Nach der Enthüllung über ein Treffen radikaler Rechter in Potsdam hat Vizekanzler Robert Habeck eindringlich vor der AfD gewarnt. «Es geht den Rechtsautoritären um einen Angriff auf das Wesen der Republik», sagte der Grünen-Politiker dem Magazin «Stern». «Wer die Demokratie zersetzen will, muss mit den Mitteln des Rechtsstaats zur Rechenschaft gezogen werden.» SPD-Chef Lars Klingbeil nannte AfD-Chefin Alice Weidel am Mittwoch bei ntv «eine Rechtsextreme». Bundeskanzler Olaf Scholz dankte den Zehntausenden, die seit Tagen vielerorts gegen rechts demonstrieren.

Sie gingen «gegen Rassismus, Hetze und für unsere freiheitliche Demokratie» auf die Straße, schrieb der SPD-Politiker auf X, früher Twitter. «Das macht Mut und zeigt: Wir Demokratinnen und Demokraten sind viele - viel mehr als diejenigen, die spalten wollen.»

Tausende demonstrieren in Freiburg und Berlin

Auch am Mittwochabend demonstrierten mehrere Tausend Menschen in Berlin und Freiburg gegen Rechtsextremismus. Die Organisatoren der Freiburger Demonstration berichteten von 10.000 Teilnehmerinnen und Teilnehmern. Ein Sprecher der Polizei ging von 6000 bis 7000 Leuten aus. Zu der Kundgebung aufgerufen hatte ein Bündnis lokaler Partei-Jugendorganisation.

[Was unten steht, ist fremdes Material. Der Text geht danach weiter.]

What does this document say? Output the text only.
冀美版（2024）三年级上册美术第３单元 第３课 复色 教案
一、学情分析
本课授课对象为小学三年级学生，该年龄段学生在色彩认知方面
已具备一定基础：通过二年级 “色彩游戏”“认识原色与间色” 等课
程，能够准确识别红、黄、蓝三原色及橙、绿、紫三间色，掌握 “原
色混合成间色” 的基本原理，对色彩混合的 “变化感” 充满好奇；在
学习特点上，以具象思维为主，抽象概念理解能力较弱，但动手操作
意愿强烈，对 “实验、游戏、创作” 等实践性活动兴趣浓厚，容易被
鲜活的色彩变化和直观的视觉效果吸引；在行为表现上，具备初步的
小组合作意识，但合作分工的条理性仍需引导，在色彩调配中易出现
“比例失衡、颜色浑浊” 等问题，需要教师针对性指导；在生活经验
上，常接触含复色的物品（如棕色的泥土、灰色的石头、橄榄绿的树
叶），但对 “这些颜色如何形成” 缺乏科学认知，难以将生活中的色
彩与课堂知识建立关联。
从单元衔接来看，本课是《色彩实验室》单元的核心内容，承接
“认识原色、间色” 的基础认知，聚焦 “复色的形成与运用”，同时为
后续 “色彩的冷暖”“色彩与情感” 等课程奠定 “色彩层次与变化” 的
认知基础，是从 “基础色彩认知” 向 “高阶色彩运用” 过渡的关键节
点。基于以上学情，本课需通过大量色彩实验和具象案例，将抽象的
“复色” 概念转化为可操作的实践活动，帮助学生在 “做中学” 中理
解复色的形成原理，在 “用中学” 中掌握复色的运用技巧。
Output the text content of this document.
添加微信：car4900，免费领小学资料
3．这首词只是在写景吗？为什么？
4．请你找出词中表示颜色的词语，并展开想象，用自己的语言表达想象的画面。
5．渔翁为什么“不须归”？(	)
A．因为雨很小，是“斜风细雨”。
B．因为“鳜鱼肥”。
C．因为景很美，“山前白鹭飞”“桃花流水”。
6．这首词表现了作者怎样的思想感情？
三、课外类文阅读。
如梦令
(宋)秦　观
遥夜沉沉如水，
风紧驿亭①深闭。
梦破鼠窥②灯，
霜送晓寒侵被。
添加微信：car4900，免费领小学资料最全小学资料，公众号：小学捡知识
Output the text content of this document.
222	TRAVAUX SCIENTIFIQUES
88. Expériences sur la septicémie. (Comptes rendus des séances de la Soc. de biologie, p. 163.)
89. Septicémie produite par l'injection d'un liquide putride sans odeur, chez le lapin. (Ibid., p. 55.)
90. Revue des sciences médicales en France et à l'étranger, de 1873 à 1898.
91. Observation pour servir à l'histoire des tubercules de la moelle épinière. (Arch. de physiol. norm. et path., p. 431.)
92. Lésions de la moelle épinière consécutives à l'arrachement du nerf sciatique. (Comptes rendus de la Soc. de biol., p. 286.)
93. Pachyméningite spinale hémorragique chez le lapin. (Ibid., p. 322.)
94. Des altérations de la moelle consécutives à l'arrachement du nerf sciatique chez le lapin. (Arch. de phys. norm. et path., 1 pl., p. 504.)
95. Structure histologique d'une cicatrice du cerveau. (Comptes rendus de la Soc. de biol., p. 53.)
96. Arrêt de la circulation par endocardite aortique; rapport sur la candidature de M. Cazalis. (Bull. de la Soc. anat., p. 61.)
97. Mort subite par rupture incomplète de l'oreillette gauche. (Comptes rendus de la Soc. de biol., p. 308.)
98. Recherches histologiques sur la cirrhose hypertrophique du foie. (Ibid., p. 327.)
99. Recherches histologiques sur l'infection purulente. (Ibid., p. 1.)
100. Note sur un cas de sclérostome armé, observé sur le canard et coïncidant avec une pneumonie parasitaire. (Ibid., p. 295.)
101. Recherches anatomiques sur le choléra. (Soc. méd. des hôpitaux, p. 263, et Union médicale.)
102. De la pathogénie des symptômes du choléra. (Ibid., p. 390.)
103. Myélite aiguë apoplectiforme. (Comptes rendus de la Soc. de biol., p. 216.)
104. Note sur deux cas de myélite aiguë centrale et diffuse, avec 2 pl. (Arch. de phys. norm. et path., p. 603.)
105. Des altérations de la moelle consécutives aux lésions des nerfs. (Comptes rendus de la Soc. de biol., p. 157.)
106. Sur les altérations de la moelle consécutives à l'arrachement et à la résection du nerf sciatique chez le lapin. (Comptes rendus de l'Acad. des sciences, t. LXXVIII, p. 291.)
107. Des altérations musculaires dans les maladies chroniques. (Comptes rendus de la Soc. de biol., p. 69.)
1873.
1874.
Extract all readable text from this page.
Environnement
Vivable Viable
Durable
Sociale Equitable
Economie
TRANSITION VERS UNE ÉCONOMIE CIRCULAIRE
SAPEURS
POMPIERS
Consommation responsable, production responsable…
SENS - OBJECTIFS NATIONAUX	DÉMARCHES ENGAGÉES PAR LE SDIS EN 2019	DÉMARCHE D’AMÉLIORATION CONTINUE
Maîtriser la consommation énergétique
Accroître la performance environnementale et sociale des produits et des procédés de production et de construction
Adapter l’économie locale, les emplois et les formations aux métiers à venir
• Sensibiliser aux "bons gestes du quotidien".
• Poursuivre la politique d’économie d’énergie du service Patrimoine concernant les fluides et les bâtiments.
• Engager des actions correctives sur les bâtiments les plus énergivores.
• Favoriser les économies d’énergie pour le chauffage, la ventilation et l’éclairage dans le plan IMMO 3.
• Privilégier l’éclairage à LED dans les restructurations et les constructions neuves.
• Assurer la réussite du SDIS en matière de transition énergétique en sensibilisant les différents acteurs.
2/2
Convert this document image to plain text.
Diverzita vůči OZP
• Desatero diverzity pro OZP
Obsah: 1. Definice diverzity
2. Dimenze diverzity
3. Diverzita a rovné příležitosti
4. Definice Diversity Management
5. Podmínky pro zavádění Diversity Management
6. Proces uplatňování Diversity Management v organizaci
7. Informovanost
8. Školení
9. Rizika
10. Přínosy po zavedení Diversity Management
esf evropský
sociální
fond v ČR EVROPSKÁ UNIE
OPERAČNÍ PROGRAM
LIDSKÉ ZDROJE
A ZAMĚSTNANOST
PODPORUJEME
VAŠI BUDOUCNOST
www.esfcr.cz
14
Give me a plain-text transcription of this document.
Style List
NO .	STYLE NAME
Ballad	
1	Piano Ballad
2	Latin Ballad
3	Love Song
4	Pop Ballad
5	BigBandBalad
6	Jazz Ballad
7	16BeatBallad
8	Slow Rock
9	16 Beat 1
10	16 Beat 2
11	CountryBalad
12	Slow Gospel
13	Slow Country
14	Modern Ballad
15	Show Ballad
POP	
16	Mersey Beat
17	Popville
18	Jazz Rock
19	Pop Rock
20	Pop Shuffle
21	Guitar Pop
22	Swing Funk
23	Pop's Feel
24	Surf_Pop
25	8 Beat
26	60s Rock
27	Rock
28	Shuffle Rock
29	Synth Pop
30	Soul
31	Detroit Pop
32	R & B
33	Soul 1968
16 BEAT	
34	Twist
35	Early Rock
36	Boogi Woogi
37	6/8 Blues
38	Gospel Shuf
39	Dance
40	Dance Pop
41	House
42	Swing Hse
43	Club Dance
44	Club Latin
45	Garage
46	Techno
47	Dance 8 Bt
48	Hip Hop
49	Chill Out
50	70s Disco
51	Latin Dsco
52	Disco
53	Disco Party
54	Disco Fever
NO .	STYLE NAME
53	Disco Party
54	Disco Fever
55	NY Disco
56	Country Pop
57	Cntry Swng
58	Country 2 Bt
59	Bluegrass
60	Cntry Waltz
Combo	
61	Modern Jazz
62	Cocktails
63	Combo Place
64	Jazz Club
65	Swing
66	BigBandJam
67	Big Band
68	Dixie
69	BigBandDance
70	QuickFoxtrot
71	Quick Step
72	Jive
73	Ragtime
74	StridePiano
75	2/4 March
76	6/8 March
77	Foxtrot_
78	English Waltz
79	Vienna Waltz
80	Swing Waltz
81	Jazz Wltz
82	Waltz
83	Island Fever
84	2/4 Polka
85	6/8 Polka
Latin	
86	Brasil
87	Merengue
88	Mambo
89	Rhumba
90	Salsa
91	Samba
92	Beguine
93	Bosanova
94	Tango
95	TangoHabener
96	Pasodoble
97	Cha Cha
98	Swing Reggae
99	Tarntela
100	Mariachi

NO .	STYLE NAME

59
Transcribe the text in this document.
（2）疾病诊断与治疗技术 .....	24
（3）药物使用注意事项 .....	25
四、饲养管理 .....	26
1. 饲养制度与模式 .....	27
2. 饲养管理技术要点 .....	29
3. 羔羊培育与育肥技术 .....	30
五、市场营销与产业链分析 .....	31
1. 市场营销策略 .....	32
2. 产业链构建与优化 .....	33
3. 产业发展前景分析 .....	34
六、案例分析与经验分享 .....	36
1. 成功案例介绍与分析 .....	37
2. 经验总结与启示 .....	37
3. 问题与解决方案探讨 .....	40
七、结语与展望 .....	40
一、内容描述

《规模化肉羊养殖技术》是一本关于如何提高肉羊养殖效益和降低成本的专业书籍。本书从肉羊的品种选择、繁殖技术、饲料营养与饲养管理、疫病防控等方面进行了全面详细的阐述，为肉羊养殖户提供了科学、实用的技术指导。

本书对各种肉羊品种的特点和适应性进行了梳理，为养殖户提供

In Berlin gingen der Polizei zufolge etwa 2000 Menschen auf die Straße. Sie versammelten sich mit Plakaten wie «Nazis raus» und Parolen gegen den AfD-Politiker Björn Höcke vor dem Roten Rathaus, dem Sitz des Regierenden Bürgermeisters Kai Wegner. Nach Angaben der Polizei verlief die Kundgebung ohne Zwischenfälle.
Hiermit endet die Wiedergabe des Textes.